Et si nous nous trompions complètement d'approche ? Et si le bien-être était un concept globalement malsain voire malfaisant ?

Sommes-nous vraiment plus heureux depuis que nous sommes cernés par le bien-être ?

L'être ne se suffit plus à lui-même. Il lui faut désormais du bien, des biens. Polyvalent, le bien-être est devenu le remède de la vie moderne, la petite pilule qui permet d'oublier la pesanteur du présent, de s'oublier un instant... jusqu'à la prochaine crise.

Entre la superficialité des remèdes et les erreurs de diagnostic, de posologie ou d'utilisation, les déçus sont pourtant la norme et garantissent la pérennité du mal-être... et du business du bien-être ! Car entre la tyrannie de l'apparence pour avoir l'air bien (sous tous rapports) ou la vision binaire du bien contre le mal, les impostures sont omniprésentes.

Or, plutôt que de paraître, il faudra bien un jour finir par être pour atteindre le contentement et un véritable épanouissement personnel.
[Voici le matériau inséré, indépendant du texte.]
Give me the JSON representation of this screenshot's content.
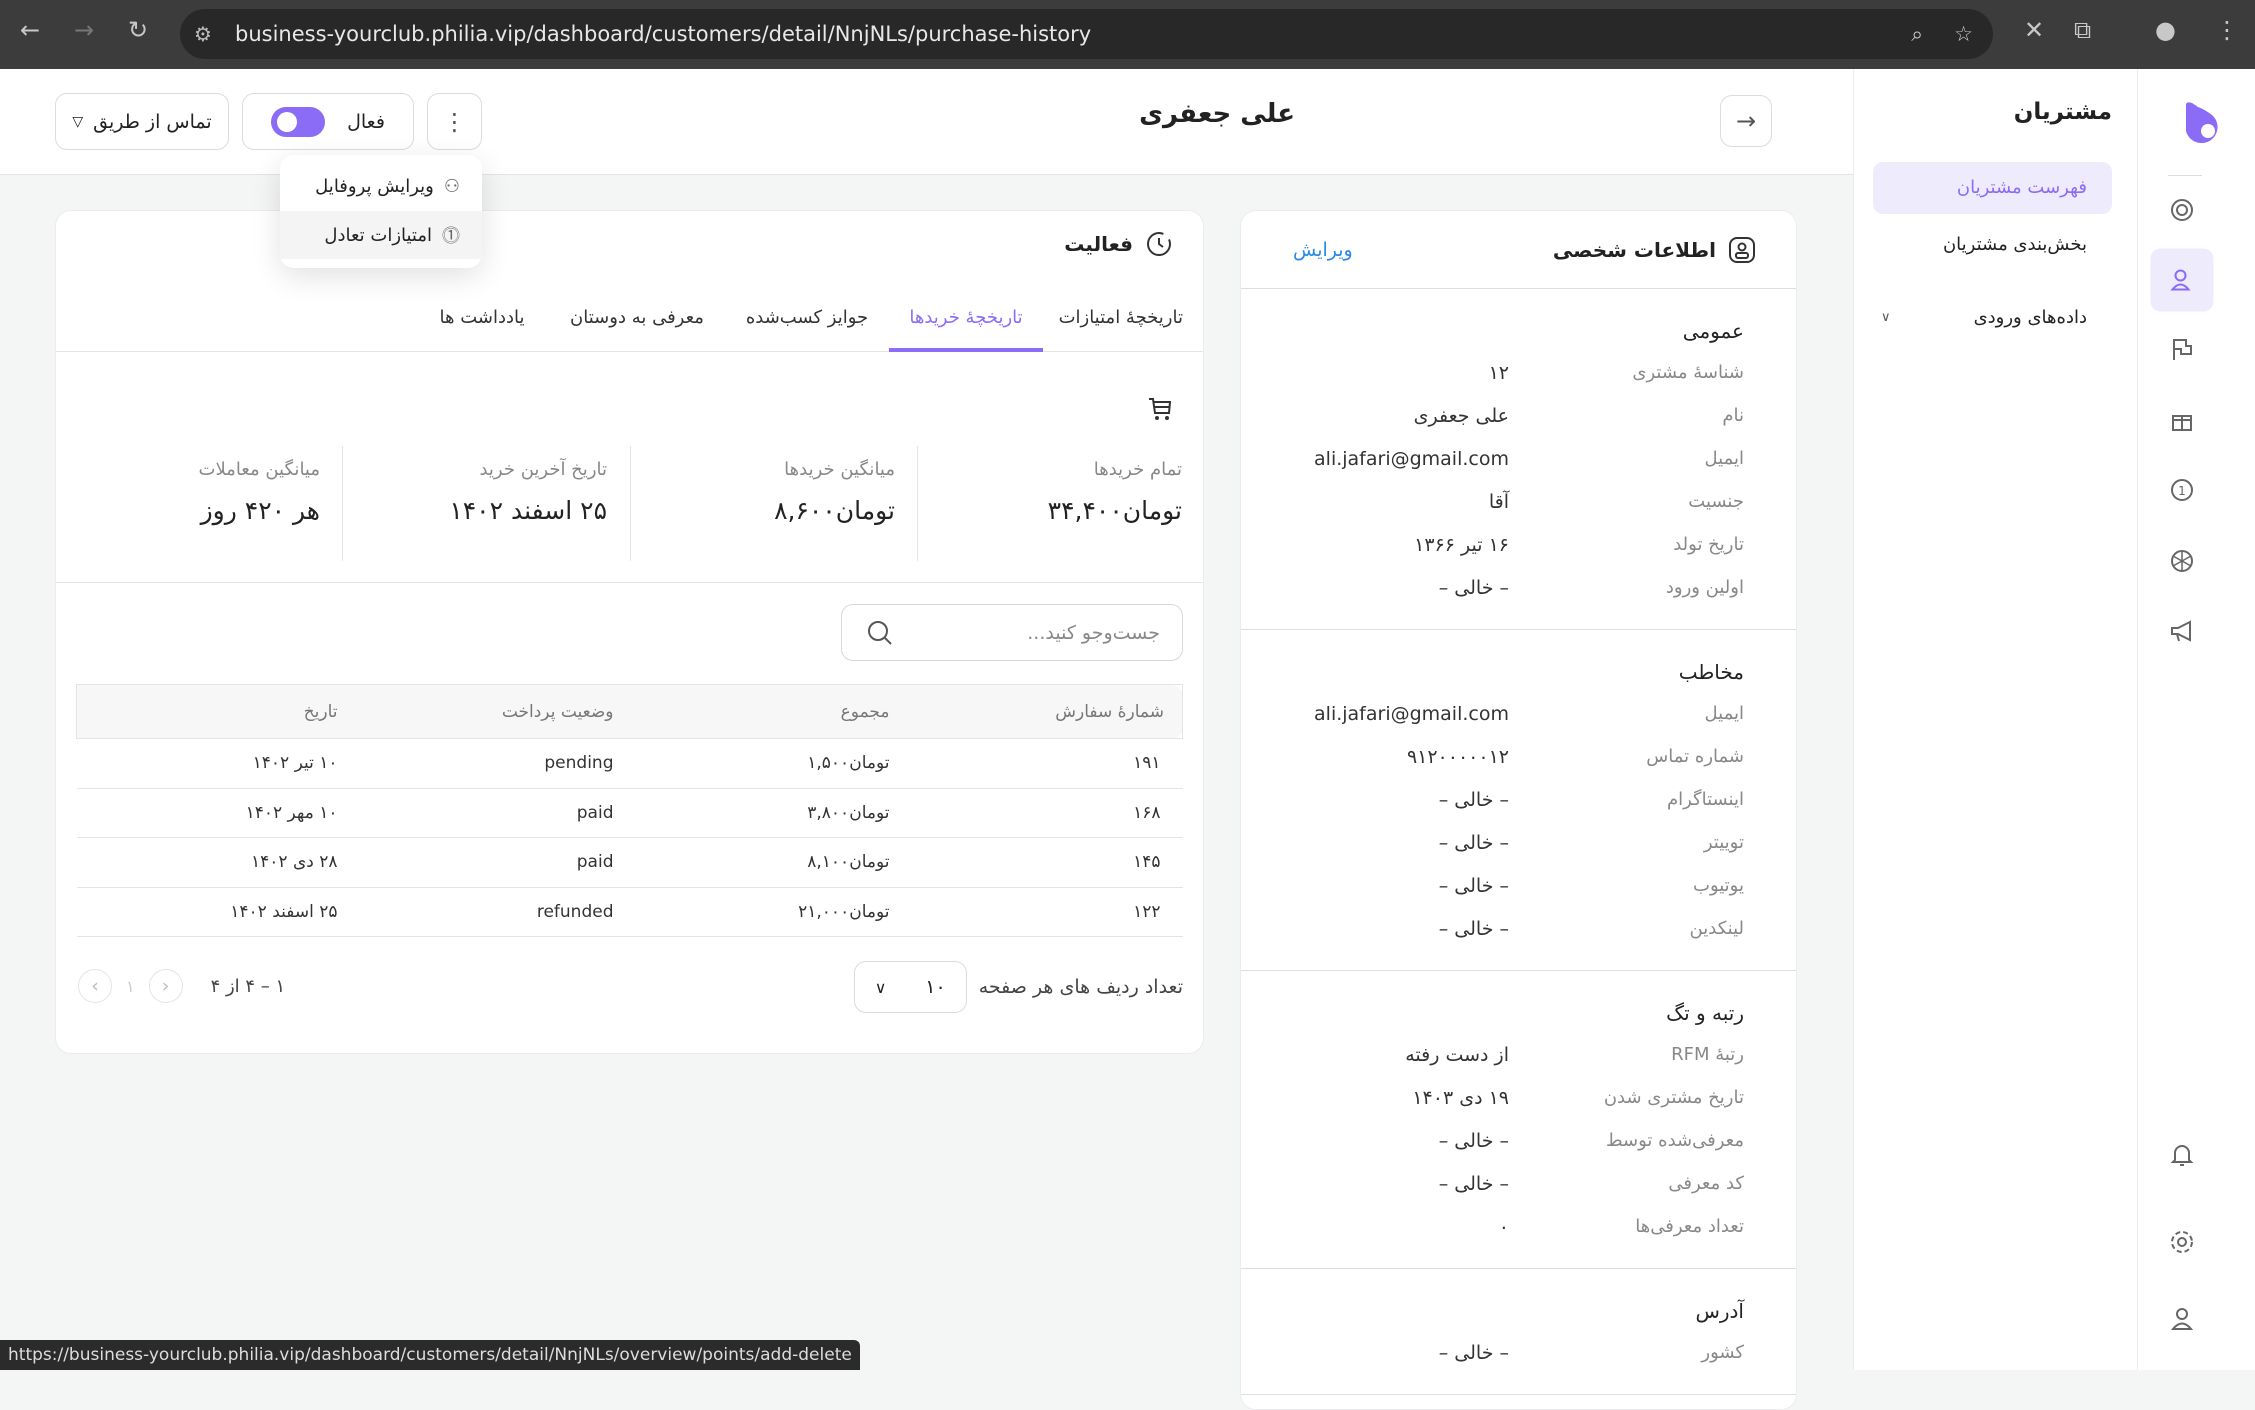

Cofondateur d'un centre de bien-être à Genève en 2002, l'auteur est bien placé pour mettre en cause une approche aussi superficielle que délétère. Il livre ici le fruit de son expérience et dresse au passage le portrait de ces acteurs du bien-être qui n'y arrivent pas non plus...

 

 

SOMMAIRE

1. Bien-être dans le moule.
Les manipulations du système.
* Portrait : un con descendant

2. Le bien (être) de CONsommation courante
Bien-être ou bien avoir ?
* Portrait : les experts en bien-être

3. Avoir l’air bien (sous tous rapports)
La civilisation des impostures.
* Portrait : des thérapeutes en thérapies

4. La malédiction du bien-être
La vision binaire du bien contre le mal
* Portrait : les naufragés du bien-être

5. Bien-être (et naître) en vie
De la naissance de l’être à l’ego
* Portrait : les crèches délétères
 

 

EXTRAITS

Avant-propos    Bien-être dans le moule
Le bien (être) de consommation courante   Avoir l'air bien (sous tous rapports)
 

Avant-propos

– Bonjour, je voudrais du bien-être s’il vous plait.
– Mais bien sûr, quelle qualité désirez-vous ? J’ai là un nouvel arrivage de bien-être chinois à un prix défiant toute concurrence. A moins que vous ne visiez la qualité bien de chez-nous ? La nouvelle collection printemps-automne vient justement de sortir…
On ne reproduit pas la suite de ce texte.